Mahalo for thinking of us. We keep the business small on purpose, so here's how booking actually works — cousin to cousin, auntie to auntie, across three or four kitchens before it ever gets to ours.

How it goes

  1. 1

    Someone you know knows us.

    A family member, a neighbor, somebody whose wedding or baby luau we cooked. That's how our phone number moves — hand to hand, at a funeral, across the bleachers at the Kamehameha game, in somebody's garage over a Coors Light. That's not us being precious; it's just how two people can keep cooking this way.

  2. 2

    They make the introduction.

    Ask them to pass your gathering details to us directly. The date, how many people, Hilo side or Kona side, what you're celebrating, whether there's an imu pit at the venue.

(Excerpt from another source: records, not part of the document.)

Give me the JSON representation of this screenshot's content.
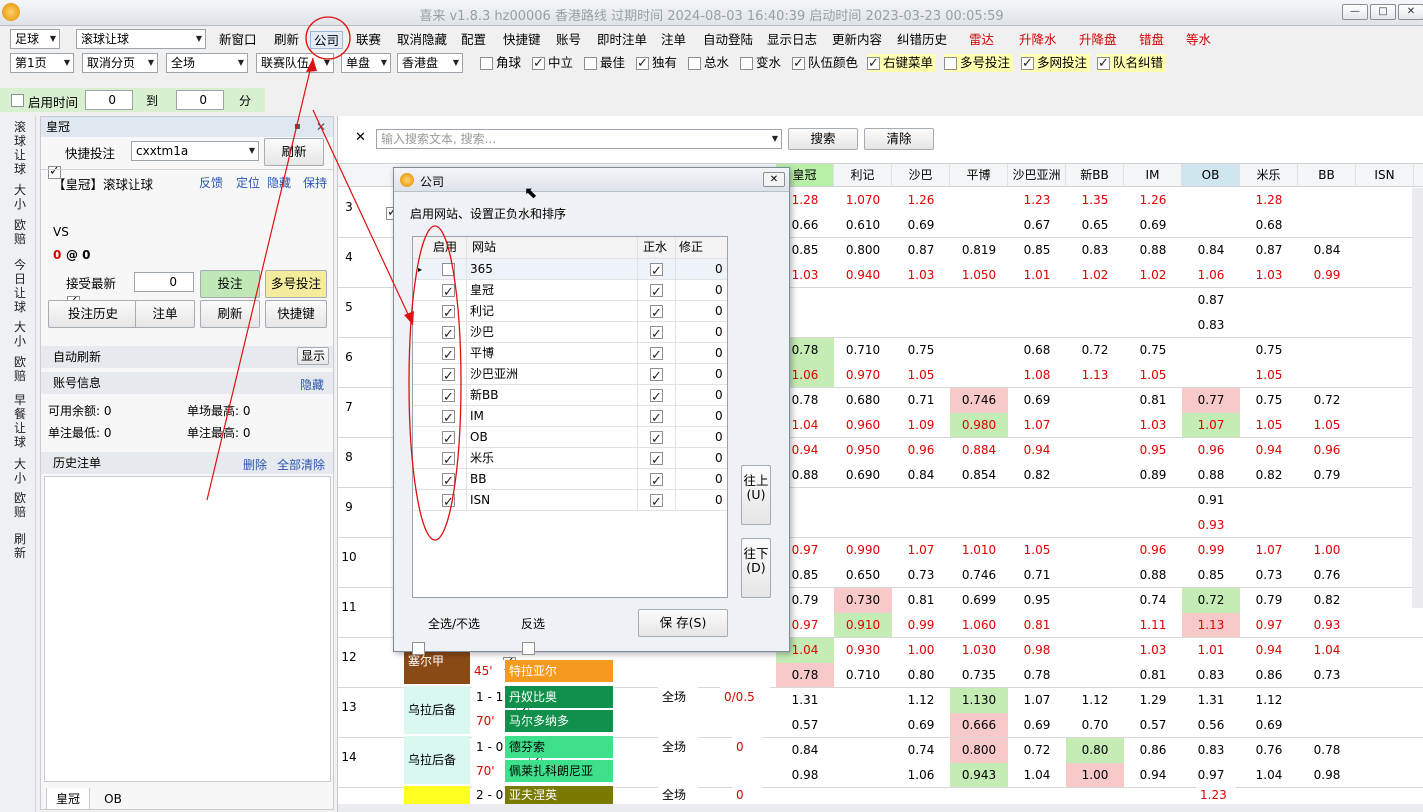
{
  "window": {
    "title": "喜来 v1.8.3 hz00006 香港路线 过期时间 2024-08-03 16:40:39 启动时间 2023-03-23 00:05:59",
    "buttons": [
      "—",
      "□",
      "✕"
    ]
  },
  "toolbar": {
    "sport_select": "足球",
    "market_select": "滚球让球",
    "items": [
      "新窗口",
      "刷新",
      "公司",
      "联赛",
      "取消隐藏",
      "配置",
      "快捷键",
      "账号",
      "即时注单",
      "注单",
      "自动登陆",
      "显示日志",
      "更新内容",
      "纠错历史"
    ],
    "red_items": [
      "雷达",
      "升降水",
      "升降盘",
      "错盘",
      "等水"
    ]
  },
  "toolbar2": {
    "selects": [
      "第1页",
      "取消分页",
      "全场",
      "联赛队伍",
      "单盘",
      "香港盘"
    ],
    "checks": [
      {
        "label": "角球",
        "checked": false
      },
      {
        "label": "中立",
        "checked": true
      },
      {
        "label": "最佳",
        "checked": false
      },
      {
        "label": "独有",
        "checked": true
      },
      {
        "label": "总水",
        "checked": false
      },
      {
        "label": "变水",
        "checked": false
      },
      {
        "label": "队伍颜色",
        "checked": true
      },
      {
        "label": "右键菜单",
        "checked": true
      },
      {
        "label": "多号投注",
        "checked": false
      },
      {
        "label": "多网投注",
        "checked": true
      },
      {
        "label": "队名纠错",
        "checked": true
      }
    ]
  },
  "timer": {
    "label": "启用时间",
    "from": "0",
    "to_label": "到",
    "to": "0",
    "unit": "分"
  },
  "vnav": [
    "滚球让球",
    "大小",
    "欧赔",
    "今日让球",
    "大小",
    "欧赔",
    "早餐让球",
    "大小",
    "欧赔",
    "刷新"
  ],
  "panel": {
    "title": "皇冠",
    "quick_bet_label": "快捷投注",
    "account": "cxxtm1a",
    "refresh": "刷新",
    "market_title": "【皇冠】滚球让球",
    "links": [
      "反馈",
      "定位",
      "隐藏",
      "保持"
    ],
    "vs": "VS",
    "score_red": "0",
    "score_rest": "@ 0",
    "accept_label": "接受最新",
    "amount": "0",
    "bet_btn": "投注",
    "multi_bet_btn": "多号投注",
    "history_btn": "投注历史",
    "order_btn": "注单",
    "refresh_btn": "刷新",
    "shortcut_btn": "快捷键",
    "auto_refresh": "自动刷新",
    "show_btn": "显示",
    "account_info": "账号信息",
    "hide_link": "隐藏",
    "balance": "可用余额: 0",
    "single_max": "单场最高: 0",
    "min_bet": "单注最低: 0",
    "max_bet": "单注最高: 0",
    "history_title": "历史注单",
    "delete": "删除",
    "clear_all": "全部清除",
    "tabs": [
      "皇冠",
      "OB"
    ]
  },
  "search": {
    "placeholder": "输入搜索文本, 搜索...",
    "search_btn": "搜索",
    "clear_btn": "清除"
  },
  "columns": [
    "皇冠",
    "利记",
    "沙巴",
    "平博",
    "沙巴亚洲",
    "新BB",
    "IM",
    "OB",
    "米乐",
    "BB",
    "ISN"
  ],
  "rows": [
    {
      "num": "3",
      "a": [
        "1.28",
        "1.070",
        "1.26",
        "",
        "1.23",
        "1.35",
        "1.26",
        "",
        "1.28",
        "",
        ""
      ],
      "b": [
        "0.66",
        "0.610",
        "0.69",
        "",
        "0.67",
        "0.65",
        "0.69",
        "",
        "0.68",
        "",
        ""
      ]
    },
    {
      "num": "4",
      "a": [
        "0.85",
        "0.800",
        "0.87",
        "0.819",
        "0.85",
        "0.83",
        "0.88",
        "0.84",
        "0.87",
        "0.84",
        ""
      ],
      "b": [
        "1.03",
        "0.940",
        "1.03",
        "1.050",
        "1.01",
        "1.02",
        "1.02",
        "1.06",
        "1.03",
        "0.99",
        ""
      ]
    },
    {
      "num": "5",
      "a": [
        "",
        "",
        "",
        "",
        "",
        "",
        "",
        "0.87",
        "",
        "",
        ""
      ],
      "b": [
        "",
        "",
        "",
        "",
        "",
        "",
        "",
        "0.83",
        "",
        "",
        ""
      ]
    },
    {
      "num": "6",
      "a": [
        "0.78",
        "0.710",
        "0.75",
        "",
        "0.68",
        "0.72",
        "0.75",
        "",
        "0.75",
        "",
        ""
      ],
      "b": [
        "1.06",
        "0.970",
        "1.05",
        "",
        "1.08",
        "1.13",
        "1.05",
        "",
        "1.05",
        "",
        ""
      ]
    },
    {
      "num": "7",
      "a": [
        "0.78",
        "0.680",
        "0.71",
        "0.746",
        "0.69",
        "",
        "0.81",
        "0.77",
        "0.75",
        "0.72",
        ""
      ],
      "b": [
        "1.04",
        "0.960",
        "1.09",
        "0.980",
        "1.07",
        "",
        "1.03",
        "1.07",
        "1.05",
        "1.05",
        ""
      ]
    },
    {
      "num": "8",
      "a": [
        "0.94",
        "0.950",
        "0.96",
        "0.884",
        "0.94",
        "",
        "0.95",
        "0.96",
        "0.94",
        "0.96",
        ""
      ],
      "b": [
        "0.88",
        "0.690",
        "0.84",
        "0.854",
        "0.82",
        "",
        "0.89",
        "0.88",
        "0.82",
        "0.79",
        ""
      ]
    },
    {
      "num": "9",
      "a": [
        "",
        "",
        "",
        "",
        "",
        "",
        "",
        "0.91",
        "",
        "",
        ""
      ],
      "b": [
        "",
        "",
        "",
        "",
        "",
        "",
        "",
        "0.93",
        "",
        "",
        ""
      ]
    },
    {
      "num": "10",
      "a": [
        "0.97",
        "0.990",
        "1.07",
        "1.010",
        "1.05",
        "",
        "0.96",
        "0.99",
        "1.07",
        "1.00",
        ""
      ],
      "b": [
        "0.85",
        "0.650",
        "0.73",
        "0.746",
        "0.71",
        "",
        "0.88",
        "0.85",
        "0.73",
        "0.76",
        ""
      ]
    },
    {
      "num": "11",
      "a": [
        "0.79",
        "0.730",
        "0.81",
        "0.699",
        "0.95",
        "",
        "0.74",
        "0.72",
        "0.79",
        "0.82",
        ""
      ],
      "b": [
        "0.97",
        "0.910",
        "0.99",
        "1.060",
        "0.81",
        "",
        "1.11",
        "1.13",
        "0.97",
        "0.93",
        ""
      ]
    },
    {
      "num": "12",
      "a": [
        "1.04",
        "0.930",
        "1.00",
        "1.030",
        "0.98",
        "",
        "1.03",
        "1.01",
        "0.94",
        "1.04",
        ""
      ],
      "b": [
        "0.78",
        "0.710",
        "0.80",
        "0.735",
        "0.78",
        "",
        "0.81",
        "0.83",
        "0.86",
        "0.73",
        ""
      ]
    },
    {
      "num": "13",
      "a": [
        "1.31",
        "",
        "1.12",
        "1.130",
        "1.07",
        "1.12",
        "1.29",
        "1.31",
        "1.12",
        "",
        ""
      ],
      "b": [
        "0.57",
        "",
        "0.69",
        "0.666",
        "0.69",
        "0.70",
        "0.57",
        "0.56",
        "0.69",
        "",
        ""
      ]
    },
    {
      "num": "14",
      "a": [
        "0.84",
        "",
        "0.74",
        "0.800",
        "0.72",
        "0.80",
        "0.86",
        "0.83",
        "0.76",
        "0.78",
        ""
      ],
      "b": [
        "0.98",
        "",
        "1.06",
        "0.943",
        "1.04",
        "1.00",
        "0.94",
        "0.97",
        "1.04",
        "0.98",
        ""
      ]
    }
  ],
  "matches": [
    {
      "league": "塞尔甲",
      "time": "45'",
      "team2": "特拉亚尔"
    },
    {
      "league": "乌拉后备",
      "score": "1 - 1",
      "time": "70'",
      "team1": "丹奴比奥",
      "team2": "马尔多纳多",
      "scope": "全场",
      "line": "0/0.5"
    },
    {
      "league": "乌拉后备",
      "score": "1 - 0",
      "time": "70'",
      "team1": "德芬索",
      "team2": "佩莱扎科朗尼亚",
      "scope": "全场",
      "line": "0"
    },
    {
      "score": "2 - 0",
      "team1": "亚夫涅英",
      "scope": "全场",
      "line": "0",
      "ob": "1.23"
    }
  ],
  "dialog": {
    "title": "公司",
    "subtitle": "启用网站、设置正负水和排序",
    "headers": [
      "启用",
      "网站",
      "正水",
      "修正"
    ],
    "sites": [
      {
        "name": "365",
        "enabled": false,
        "pos": true,
        "fix": "0"
      },
      {
        "name": "皇冠",
        "enabled": true,
        "pos": true,
        "fix": "0"
      },
      {
        "name": "利记",
        "enabled": true,
        "pos": true,
        "fix": "0"
      },
      {
        "name": "沙巴",
        "enabled": true,
        "pos": true,
        "fix": "0"
      },
      {
        "name": "平博",
        "enabled": true,
        "pos": true,
        "fix": "0"
      },
      {
        "name": "沙巴亚洲",
        "enabled": true,
        "pos": true,
        "fix": "0"
      },
      {
        "name": "新BB",
        "enabled": true,
        "pos": true,
        "fix": "0"
      },
      {
        "name": "IM",
        "enabled": true,
        "pos": true,
        "fix": "0"
      },
      {
        "name": "OB",
        "enabled": true,
        "pos": true,
        "fix": "0"
      },
      {
        "name": "米乐",
        "enabled": true,
        "pos": true,
        "fix": "0"
      },
      {
        "name": "BB",
        "enabled": true,
        "pos": true,
        "fix": "0"
      },
      {
        "name": "ISN",
        "enabled": true,
        "pos": true,
        "fix": "0"
      }
    ],
    "up_btn": "往上(U)",
    "down_btn": "往下(D)",
    "select_all": "全选/不选",
    "invert": "反选",
    "save": "保 存(S)"
  }
}
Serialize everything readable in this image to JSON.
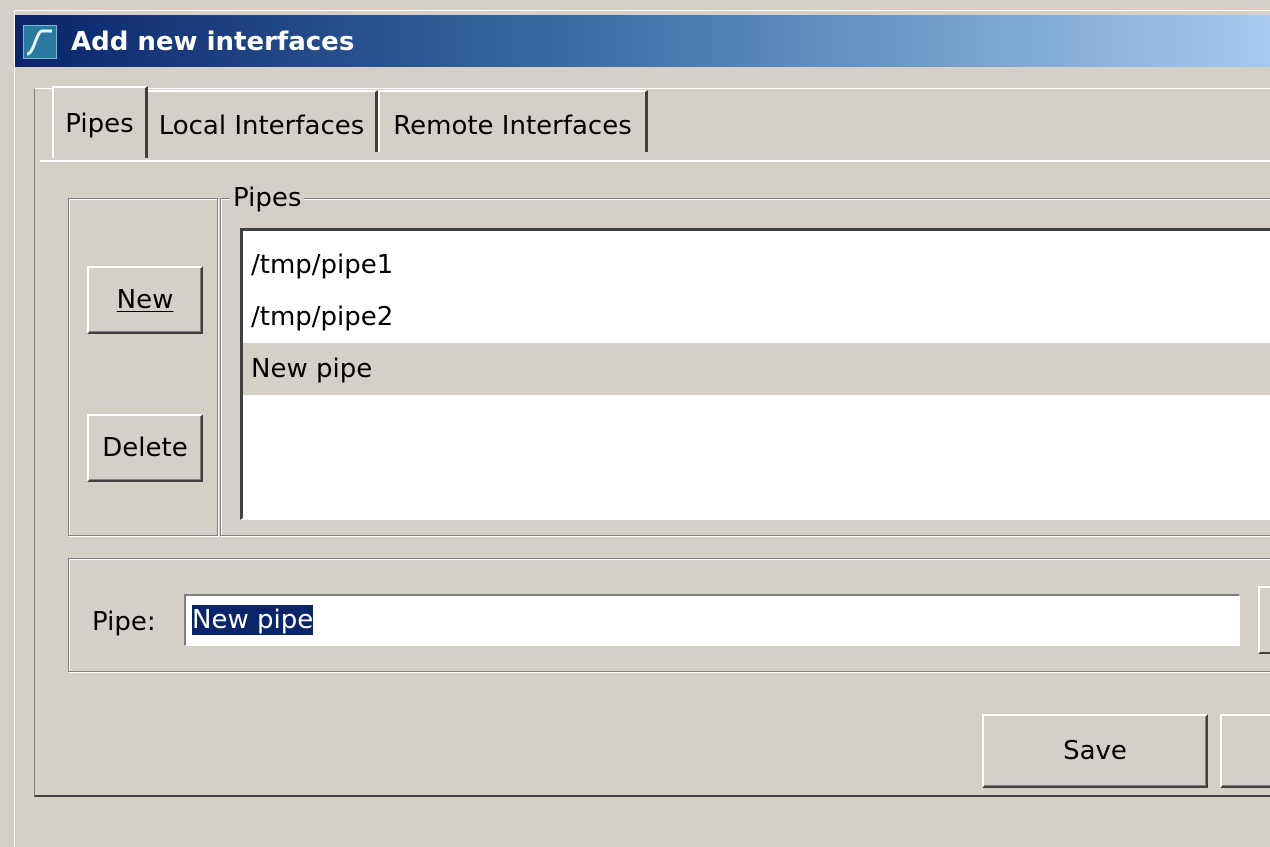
{
  "window": {
    "title": "Add new interfaces"
  },
  "tabs": [
    {
      "label": "Pipes",
      "active": true
    },
    {
      "label": "Local Interfaces",
      "active": false
    },
    {
      "label": "Remote Interfaces",
      "active": false
    }
  ],
  "buttons": {
    "new_label": "New",
    "delete_label": "Delete",
    "save_label": "Save"
  },
  "pipes_group": {
    "title": "Pipes",
    "items": [
      {
        "label": "/tmp/pipe1",
        "selected": false
      },
      {
        "label": "/tmp/pipe2",
        "selected": false
      },
      {
        "label": "New pipe",
        "selected": true
      }
    ]
  },
  "pipe_field": {
    "label": "Pipe:",
    "value": "New pipe"
  },
  "colors": {
    "title_gradient_start": "#0a246a",
    "title_gradient_end": "#a6caf0",
    "face": "#d4d0c8",
    "selection": "#0a246a"
  },
  "icons": {
    "app": "wireshark-fin-icon"
  }
}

We respond within a few days, usually in the evenings after cooking is done.

  3. 3

    We talk story.

    Once we've got a sense of your event, Auntie Mele will set a time to sit with you — sometimes in person over coffee, sometimes a long phone call — and work out the menu, the logistics, and the number. This conversation usually runs an hour.

  4. 4

    We hold the date.

    A small deposit holds the calendar. The balance settles the week of the event. No surprises, no add-ons at the end, no percent-based service fees. What we quote is what you pay.

  5. 5

    We show up.

    On the day, we arrive at least an hour before service — earlier for imu jobs. Kimo sets up the line. Mele walks the room to meet the family. And then we cook.

Mahalo for reading all the way down.

We know cousin-to-cousin feels slow. It's how Mele's mother did it at the plantation camp, how her mother did it before that, and it's the only way two people can cook this food and still show up to their own grandkids' birthdays.